Washington Post Reveals Olds, Youn, and Merwin's Mastery
Washington Post's Elizabeth Lund reviews new books by recent award winners and long-listers Sharon Olds, Monica Youn, and W.S. Merwin. Lund starts out with Sharon Olds's Odes which, she writes, "demonstrates the candor and clarity that have defined her work over the past four decades." More:
Odes, by Sharon Olds (Knopf), demonstrates the candor and clarity that have defined her work over the past four decades and allowed her to help other poets find their voices, as the Academy of American Poets noted last week when she received the $100,000 Wallace Stevens Award.

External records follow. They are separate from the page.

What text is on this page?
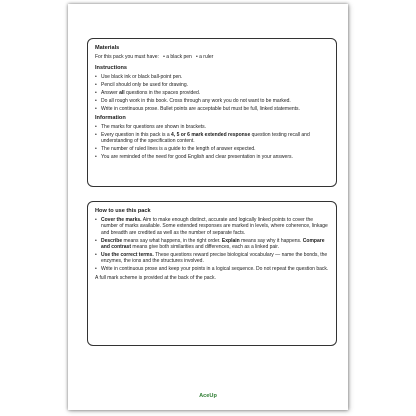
Materials
For this pack you must have:   • a black pen   • a ruler
Instructions
• Use black ink or black ball-point pen.
• Pencil should only be used for drawing.
• Answer all questions in the spaces provided.
• Do all rough work in this book. Cross through any work you do not want to be marked.
• Write in continuous prose. Bullet points are acceptable but must be full, linked statements.
Information
• The marks for questions are shown in brackets.
• Every question in this pack is a 4, 5 or 6 mark extended response question testing recall and understanding of the specification content.
• The number of ruled lines is a guide to the length of answer expected.
• You are reminded of the need for good English and clear presentation in your answers.
How to use this pack
• Cover the marks. Aim to make enough distinct, accurate and logically linked points to cover the number of marks available. Some extended responses are marked in levels, where coherence, linkage and breadth are credited as well as the number of separate facts.
• Describe means say what happens, in the right order. Explain means say why it happens. Compare and contrast means give both similarities and differences, each as a linked pair.
• Use the correct terms. These questions reward precise biological vocabulary — name the bonds, the enzymes, the ions and the structures involved.
• Write in continuous prose and keep your points in a logical sequence. Do not repeat the question back.
A full mark scheme is provided at the back of the pack.
AceUp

In these pages, her 13th collection, readers find the hallmarks of her distinctive and sometimes controversial work: sensual, explicit descriptions that convey the pleasures of the body, harrowing memories of a childhood marked by violence, a willingness to probe emotions that many others would avoid, and the ability to both shock and charm in a matter of lines. Fans and close readers will appreciate the depth and sensitivity in many of these poems, as when the speaker describes her own aging body or the decline and death of her mother. Other pieces display tenderness toward poet friends or the earth. Perhaps most surprising — or illuminating — are the moments when the speaker reveals what sex or freedom means to her. At the end of “Ode to Whiskers,” she says, “my heart/ is my body, the price of a kiss is your life.” In “Ode of Broken Loyalty,” she recalls how freeing herself from her family and becoming “shunned and shunning” allowed her to write about anything.